Tiba-tiba nada suaranya
naik-turun, meski begitu wajah Subaru tampak memerah. Aku rasa aku bisa
memakluminya.
“Sebenarnya, Tantemu,
Tamaoka Satoko, ada yang mencuri buku miliknya.”
Shioriko lalu
melanjutkan pembicaraan.
“Ehh...”
Akupun hampir
menyemburkan teh dari mulutku. Sayuri sudah memberitahu kami agar tidak
menyebutkan apapun tentang kejadian itu. Apa
sih yang dipikirkan oleh Shioriko?
“Huh...Begitu ya...”
Subaru meresponnya dengan nada yang kurang tertarik.
“Ya, buku yang sangat
langka, cetakan pertama buku karya Miyazawa Kenji. Apa kau tahu buku yang
mana?”
“Aku tahu. Spring and
Asura, benar kan? Itu buku yang
terkenal. Ada juga puisi disana yang judulnya sama dengan namaku.”
“Aku juga memikirkan
itu sedari tadi.

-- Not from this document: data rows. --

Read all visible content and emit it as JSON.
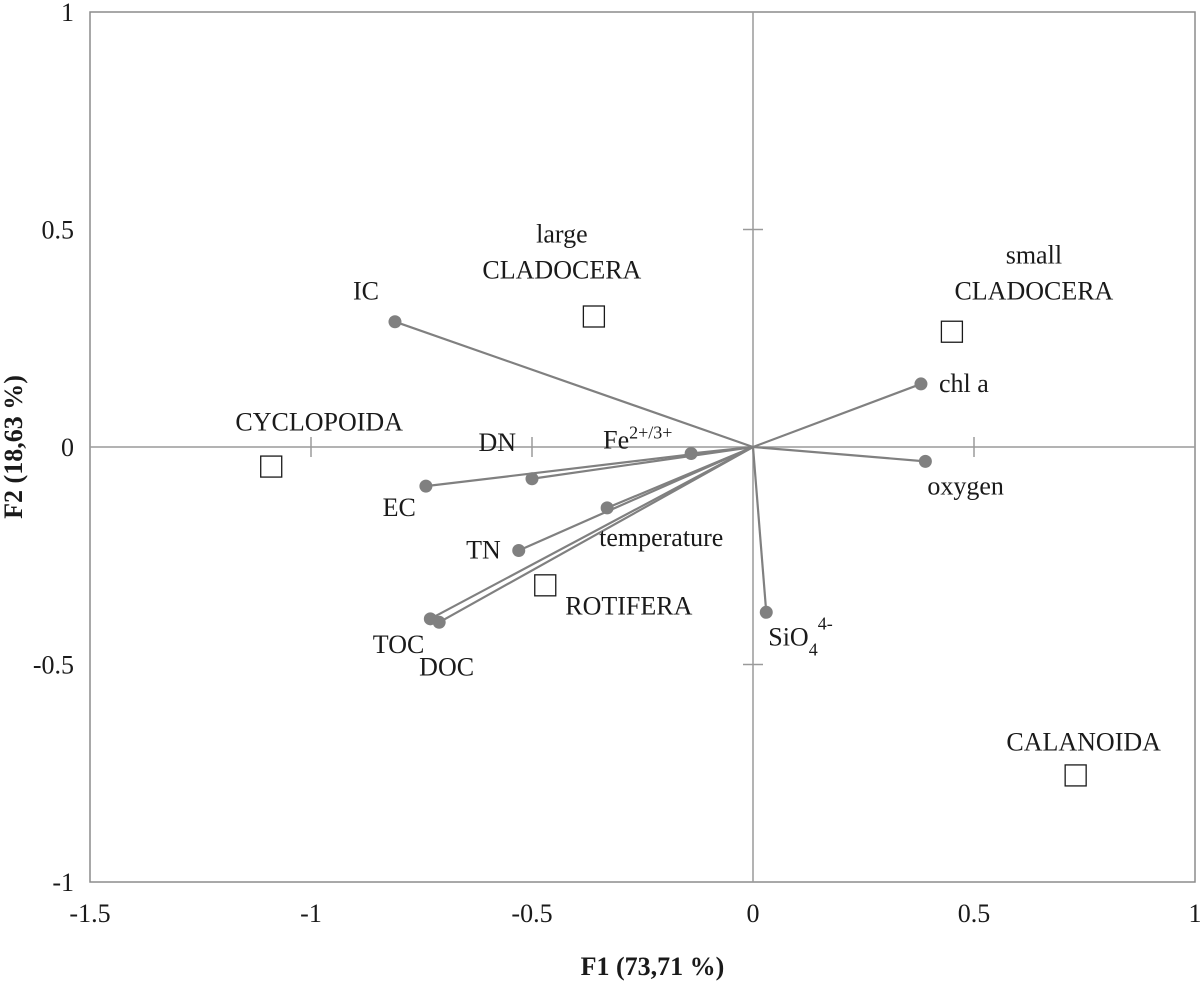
{
  "chart_data": {
    "type": "scatter",
    "xlabel": "F1 (73,71 %)",
    "ylabel": "F2 (18,63 %)",
    "xlim": [
      -1.5,
      1
    ],
    "ylim": [
      -1,
      1
    ],
    "x_ticks": [
      -1.5,
      -1,
      -0.5,
      0,
      0.5,
      1
    ],
    "y_ticks": [
      -1,
      -0.5,
      0,
      0.5,
      1
    ],
    "x_tick_labels": [
      "-1.5",
      "-1",
      "-0.5",
      "0",
      "0.5",
      "1"
    ],
    "y_tick_labels": [
      "-1",
      "-0.5",
      "0",
      "0.5",
      "1"
    ],
    "grid": false,
    "origin_axes": true,
    "variables": [
      {
        "label": "IC",
        "x": -0.81,
        "y": 0.288
      },
      {
        "label": "DN",
        "x": -0.5,
        "y": -0.073
      },
      {
        "label": "EC",
        "x": -0.74,
        "y": -0.09
      },
      {
        "label": "TN",
        "x": -0.53,
        "y": -0.238
      },
      {
        "label": "TOC",
        "x": -0.73,
        "y": -0.395
      },
      {
        "label": "DOC",
        "x": -0.71,
        "y": -0.403
      },
      {
        "label": "temperature",
        "x": -0.33,
        "y": -0.14
      },
      {
        "label": "Fe",
        "superscript": "2+/3+",
        "x": -0.14,
        "y": -0.015
      },
      {
        "label": "chl a",
        "x": 0.38,
        "y": 0.145
      },
      {
        "label": "oxygen",
        "x": 0.39,
        "y": -0.033
      },
      {
        "label": "SiO",
        "subscript": "4",
        "superscript": "4-",
        "x": 0.03,
        "y": -0.38
      }
    ],
    "observations": [
      {
        "label": "CYCLOPOIDA",
        "x": -1.09,
        "y": -0.045
      },
      {
        "label": "large CLADOCERA",
        "lines": [
          "large",
          "CLADOCERA"
        ],
        "x": -0.36,
        "y": 0.3
      },
      {
        "label": "small CLADOCERA",
        "lines": [
          "small",
          "CLADOCERA"
        ],
        "x": 0.45,
        "y": 0.265
      },
      {
        "label": "ROTIFERA",
        "x": -0.47,
        "y": -0.318
      },
      {
        "label": "CALANOIDA",
        "x": 0.73,
        "y": -0.755
      }
    ]
  }
}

Memang ada puisi karyanya yang berjudul Subaru. Jadi namamu
berasal dari situ?”
“Bukan. Ayahku itu
penggemar Tanimura Shinji...Tapi kalau kau tanya itu kepadanya, Kakek Genit itu mungkin akan berbohong
dan mengatakan kalau itu dari karya Kenji.”
Anak itu tiba-tiba
tersenyum untuk pertamakalinya. Ternyata dia orangnya juga ceria meski sudah
menjelekkan Ayah – itu adalah momen dimana aku menyadari sikap Shioriko. Tanpa
sadar, aku tidak melihat adanya kegugupan di wajah dan nada suaranya. Ini
adalah ekspresi Shioriko ketika misteri hendak terpecahkan.
“Puisi apa di Spring
and Asura yang kau sukai? Biar kutebak, Subaru ya?”
“Mm, sebenarnya Eine
Phantasie Im Morgen. Kupikir itu keren. Meskipun panjang sih.” Subaru tampak tertarik dan mencondongkan tubuhnya ke arah kami.
Shioriko lalu menepuk
kedua tangannya.
“Oh, yang itu memang
bagus. Aku juga sering membacanya. Tembaga
yang baru ditempa itu belum terlihat kilauannya/ lingkaran cahayanya belum
terbakar habis...”
“Hanya cakrawala yang terlihat semakin terang ataupun gelap/ hampir
terurai ataupun bertambah pekat...”
Subaru melanjutkan
puisi tersebut tanpa kesulitan sama sekali; dia pasti sudah membacanya berulang
kali. Shioriko tersenyum melihatnya. Entah mengapa, aku merasa ketakutan dengan
adegan ini.
“Kau benar-benar
menyukai edisi pertama Spring and Asura ya?” dia mengatakan itu dengan nada
yang antusias.
“Huh? Apa maksudnya
itu?”
“Stanza puisi serupa
yang dicetak di buku yang belakangan ini beredar adalah: Hanya cakrawala indigo/ yang semakin terang ataupun bertambah gelap/ hampir
terurai ataupun bertambah pekat...Jadi bisa kau beritahu aku, dimana kau
membaca edisi cetakan pertamanya?”
Senyum di wajah
Subaru tiba-tiba menghilang. Akupun terus menatap wajahnya – jangan bilang
kalau dia adalah...
“Bukan berarti puisi
tersebut hanya dicetak di edisi pertamanya. Kau juga bisa mendapati puisi
tersebut di buku Karya Lengkap Miyazawa
Kenji terbitan Chikuma Shobo ataupun Chikuma Bunko.”
“Itu memang benar.
Tapi apa yang membuatmu berpikir kalau sejak tadi aku sedang membahas buku
Spring and Asura?”
“Eh?”
“Yang kukatakan tadi
adalah, ada buku karya Miyazawa Kenji yang dicuri. Buku Restoran dengan Banyak Pesanan juga bisa masuk dalam kategori itu.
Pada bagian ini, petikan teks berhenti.